European Interest

Ukraine says Russia trying to ‘destabilise’ Azov region

Flickr/Sergey Yeliseev/CC BY-NC-ND 2.0
The illegal Crimean Bridge project (worth $3.7bn) that Russia launched to link that occupied Ukrainian peninsula with southern Russia across the Kerch Strait – the gate to the Azov, it has led to stern condemnation and sanctions from Kyiv and Western governments.

Ukraine’s Infrastructure Minister Volodymyr Omelyan did not mince his words when he said Russia is trying to “destabilise the situation” Azov region of Ukraine. He accused Russia of using the Crimean Bridge and its naval force in the Sea of Azov to discourage shipowners from entering Ukrainian ports Mariupol and Berdiansk.

“But I am sure that our joint efforts with the partners in the region, who are members of the coalition against Russia, will prevent [Russia] from going through with,” Omelyan said on 112 TV channel.

“Bryansk and Mariupol experience certain problems, but the overall situation in the region is stable, the ports are functioning,” he added. “At the same time, we are working with our partners to introduce sanctions against Russian Black Sea port.”

As reported by Hellenic Shipping News online, he also said various scenarios of counteracting Russia are being hammered out, including restriction of calls of vessels with European registration at Russian ports.

According to Radio Free Europe/Radio Liberty (RFE/RL), the Sea of Azov, a rich fishing ground in Soviet times that has been of great strategic importance to independent Ukraine, has emerged after months of growing friction as the latest flash point in the four-year conflict between Moscow and Kyiv.

As for the illegal Crimean Bridge project (worth $3.7bn) that Russia launched to link that occupied Ukrainian peninsula with southern Russia across the Kerch Strait – the gate to the Azov, it has led to stern condemnation and sanctions from Kyiv and Western governments.

The European Union in late July added six more Russian companies involved in the bridge project to its sanctions list.

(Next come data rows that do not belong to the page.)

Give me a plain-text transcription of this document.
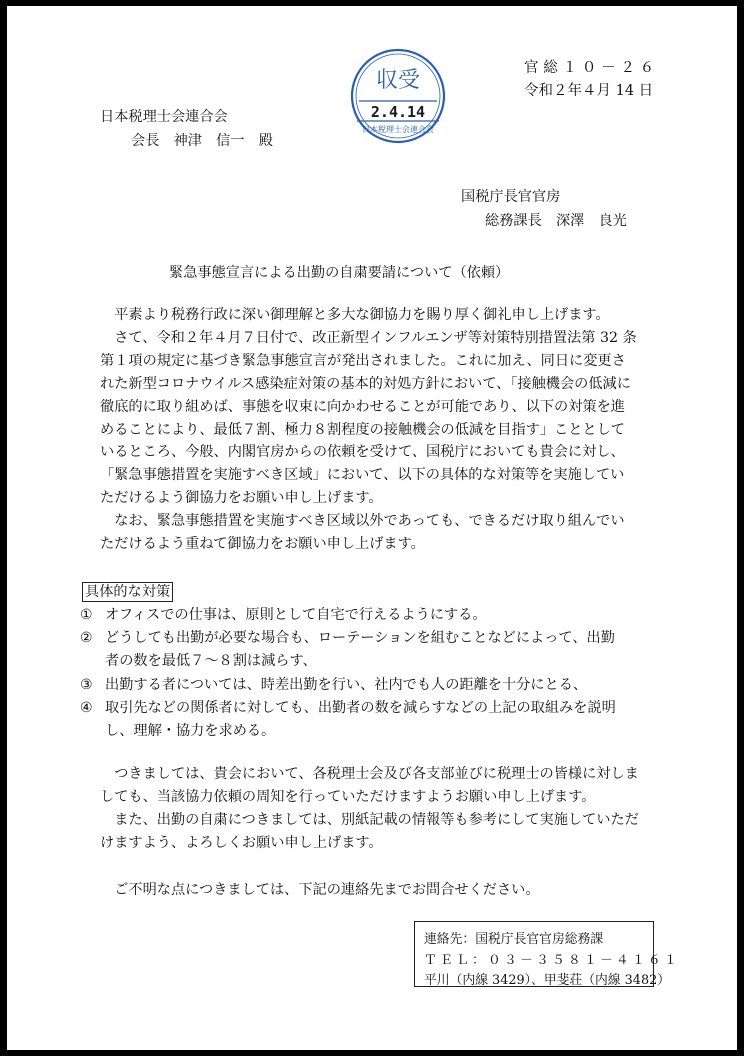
官総１０－２６
令和２年４月 14 日
日本税理士会連合会
会長　 神津　信一　 殿
収受
2.4.14
日本税理士会連合会
国税庁長官官房
総務課長　深澤　良光
緊急事態宣言による出勤の自粛要請について（依頼）
　平素より税務行政に深い御理解と多大な御協力を賜り厚く御礼申し上げます。
　さて、令和２年４月７日付で、改正新型インフルエンザ等対策特別措置法第 32 条
第１項の規定に基づき緊急事態宣言が発出されました。これに加え、同日に変更さ
れた新型コロナウイルス感染症対策の基本的対処方針において、「接触機会の低減に
徹底的に取り組めば、事態を収束に向かわせることが可能であり、以下の対策を進
めることにより、最低７割、極力８割程度の接触機会の低減を目指す」こととして
いるところ、今般、内閣官房からの依頼を受けて、国税庁においても貴会に対し、
「緊急事態措置を実施すべき区域」において、以下の具体的な対策等を実施してい
ただけるよう御協力をお願い申し上げます。
　なお、緊急事態措置を実施すべき区域以外であっても、できるだけ取り組んでい
ただけるよう重ねて御協力をお願い申し上げます。
具体的な対策
① オフィスでの仕事は、原則として自宅で行えるようにする。
② どうしても出勤が必要な場合も、ローテーションを組むことなどによって、出勤
者の数を最低７～８割は減らす、
③ 出勤する者については、時差出勤を行い、社内でも人の距離を十分にとる、
④ 取引先などの関係者に対しても、出勤者の数を減らすなどの上記の取組みを説明
し、理解・協力を求める。
　つきましては、貴会において、各税理士会及び各支部並びに税理士の皆様に対しま
しても、当該協力依頼の周知を行っていただけますようお願い申し上げます。
　また、出勤の自粛につきましては、別紙記載の情報等も参考にして実施していただ
けますよう、よろしくお願い申し上げます。
　ご不明な点につきましては、下記の連絡先までお問合せください。
連絡先：国税庁長官官房総務課
ＴＥＬ：０３－３５８１－４１６１
平川（内線 3429）、甲斐荘（内線 3482）
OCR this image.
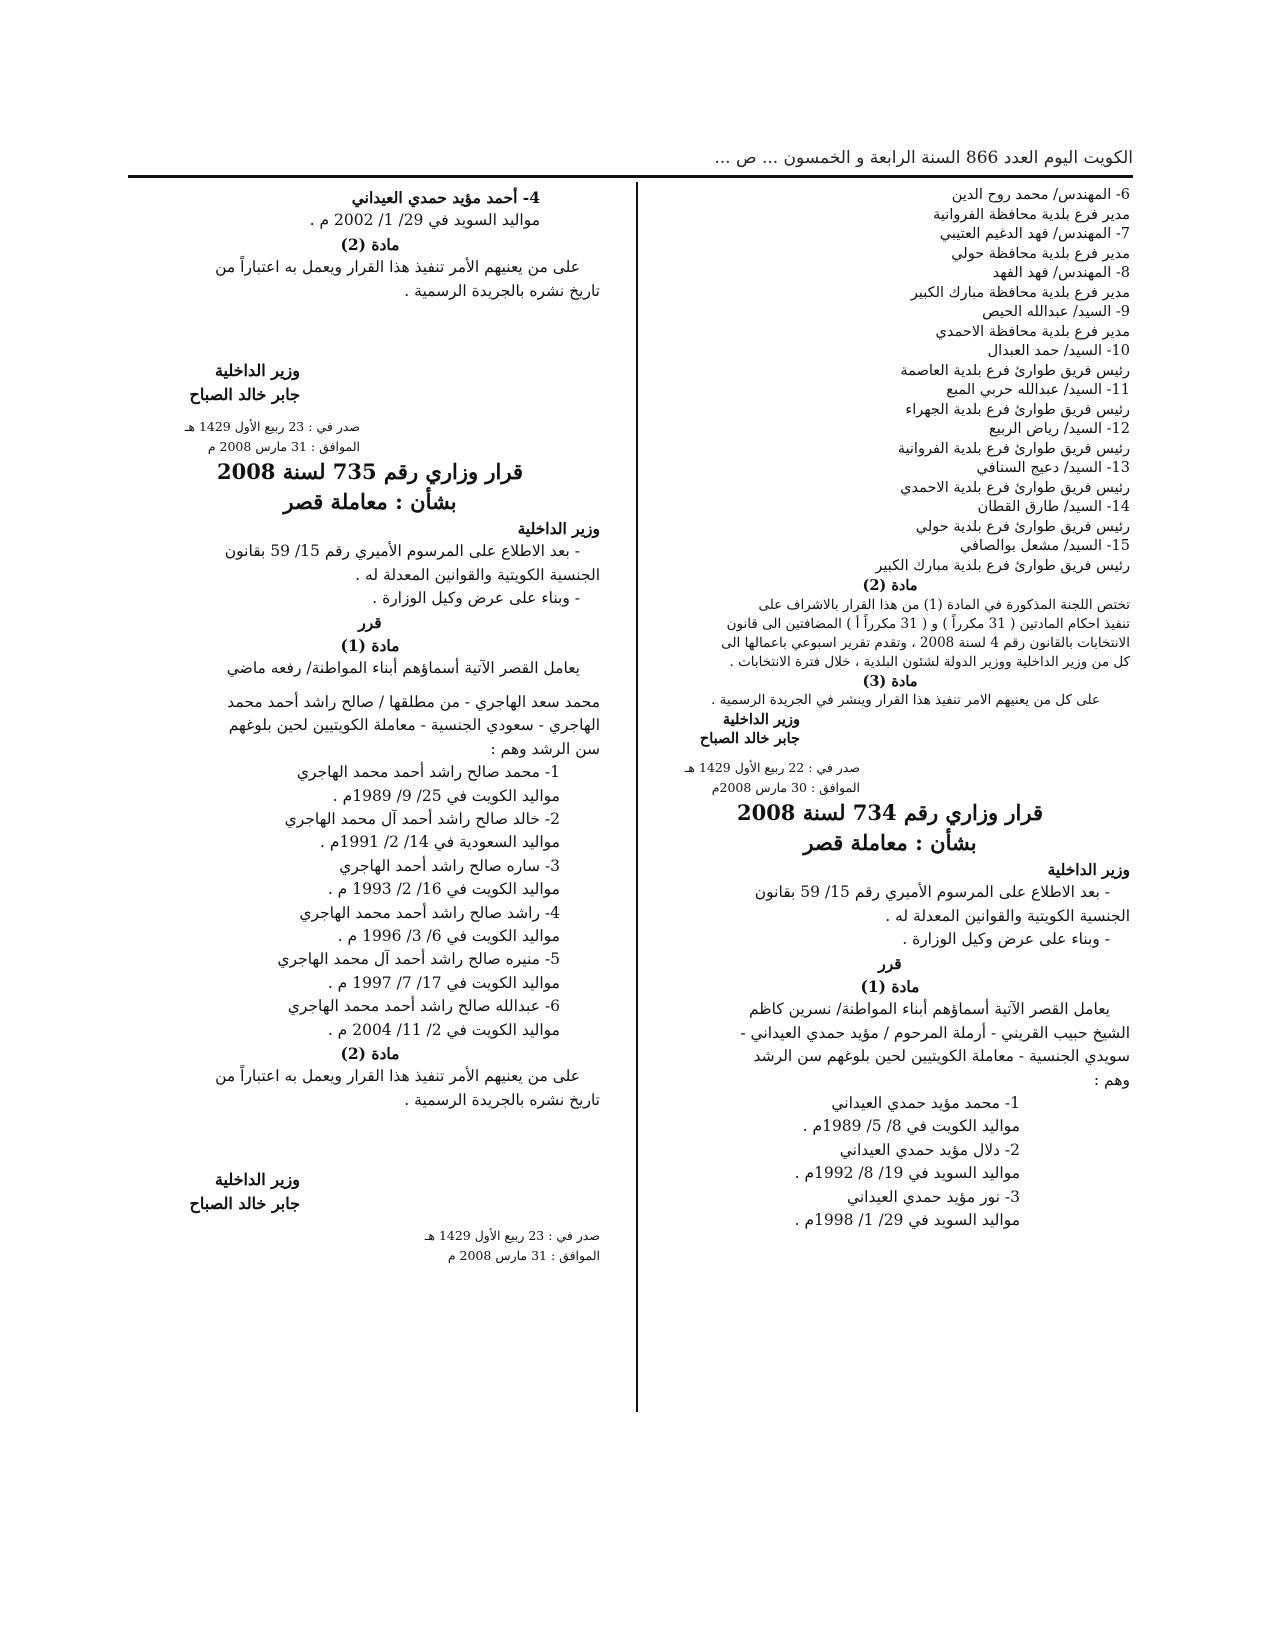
الكويت اليوم العدد 866 السنة الرابعة و الخمسون ... ص ...
6- المهندس/ محمد روح الدين
مدير فرع بلدية محافظة الفروانية
7- المهندس/ فهد الدغيم العتيبي
مدير فرع بلدية محافظة حولي
8- المهندس/ فهد الفهد
مدير فرع بلدية محافظة مبارك الكبير
9- السيد/ عبدالله الحيص
مدير فرع بلدية محافظة الاحمدي
10- السيد/ حمد العبدال
رئيس فريق طوارئ فرع بلدية العاصمة
11- السيد/ عبدالله حربي المبع
رئيس فريق طوارئ فرع بلدية الجهراء
12- السيد/ رياض الربيع
رئيس فريق طوارئ فرع بلدية الفروانية
13- السيد/ دعيج السنافي
رئيس فريق طوارئ فرع بلدية الاحمدي
14- السيد/ طارق القطان
رئيس فريق طوارئ فرع بلدية حولي
15- السيد/ مشعل بوالصافي
رئيس فريق طوارئ فرع بلدية مبارك الكبير
مادة (2)
تختص اللجنة المذكورة في المادة (1) من هذا القرار بالاشراف على
تنفيذ احكام المادتين ( 31 مكرراً ) و ( 31 مكرراً أ ) المضافتين الى قانون
الانتخابات بالقانون رقم 4 لسنة 2008 ، وتقدم تقرير اسبوعي باعمالها الى
كل من وزير الداخلية ووزير الدولة لشئون البلدية ، خلال فترة الانتخابات .
مادة (3)
على كل من يعنيهم الامر تنفيذ هذا القرار وينشر في الجريدة الرسمية .
وزير الداخلية
جابر خالد الصباح
صدر في : 22 ربيع الأول 1429 هـ
الموافق : 30 مارس 2008م
قرار وزاري رقم 734 لسنة 2008
بشأن : معاملة قصر
وزير الداخلية
- بعد الاطلاع على المرسوم الأميري رقم 15/ 59 بقانون
الجنسية الكويتية والقوانين المعدلة له .
- وبناء على عرض وكيل الوزارة .
قرر
مادة (1)
يعامل القصر الآتية أسماؤهم أبناء المواطنة/ نسرين كاظم
الشيخ حبيب القريني - أرملة المرحوم / مؤيد حمدي العيداني -
سويدي الجنسية - معاملة الكويتيين لحين بلوغهم سن الرشد
وهم :
1- محمد مؤيد حمدي العيداني
مواليد الكويت في 8/ 5/ 1989م .
2- دلال مؤيد حمدي العيداني
مواليد السويد في 19/ 8/ 1992م .
3- نور مؤيد حمدي العيداني
مواليد السويد في 29/ 1/ 1998م .
4- أحمد مؤيد حمدي العيداني
مواليد السويد في 29/ 1/ 2002 م .
مادة (2)
على من يعنيهم الأمر تنفيذ هذا القرار ويعمل به اعتباراً من
تاريخ نشره بالجريدة الرسمية .
وزير الداخلية
جابر خالد الصباح
صدر في : 23 ربيع الأول 1429 هـ
الموافق : 31 مارس 2008 م
قرار وزاري رقم 735 لسنة 2008
بشأن : معاملة قصر
وزير الداخلية
- بعد الاطلاع على المرسوم الأميري رقم 15/ 59 بقانون
الجنسية الكويتية والقوانين المعدلة له .
- وبناء على عرض وكيل الوزارة .
قرر
مادة (1)
يعامل القصر الآتية أسماؤهم أبناء المواطنة/ رفعه ماضي
محمد سعد الهاجري - من مطلقها / صالح راشد أحمد محمد
الهاجري - سعودي الجنسية - معاملة الكويتيين لحين بلوغهم
سن الرشد وهم :
1- محمد صالح راشد أحمد محمد الهاجري
مواليد الكويت في 25/ 9/ 1989م .
2- خالد صالح راشد أحمد آل محمد الهاجري
مواليد السعودية في 14/ 2/ 1991م .
3- ساره صالح راشد أحمد الهاجري
مواليد الكويت في 16/ 2/ 1993 م .
4- راشد صالح راشد أحمد محمد الهاجري
مواليد الكويت في 6/ 3/ 1996 م .
5- منيره صالح راشد أحمد آل محمد الهاجري
مواليد الكويت في 17/ 7/ 1997 م .
6- عبدالله صالح راشد أحمد محمد الهاجري
مواليد الكويت في 2/ 11/ 2004 م .
مادة (2)
على من يعنيهم الأمر تنفيذ هذا القرار ويعمل به اعتباراً من
تاريخ نشره بالجريدة الرسمية .
وزير الداخلية
جابر خالد الصباح
صدر في : 23 ربيع الأول 1429 هـ
الموافق : 31 مارس 2008 م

In March, with the bridge nearing completion, Ukrainian authorities detained a Ukrainian-registered Crimean fishing vessel for illegally sailing under the Russian flag and arrested its captain and crew in the Sea of Azov, reported RFE/RL.

Since then, Russia has stepped up confrontation in and around the Azov.

“We have Russian vessels floating nearby, ready to attack from the sea. And each provocation may turn this situation into a war,” Galina Odnorog, a co-founder of the Mariupol Social Movement, a local non-governmental organization focused on issues related to the Sea of Azov, told RFE/RL. “We are in a tinderbox.”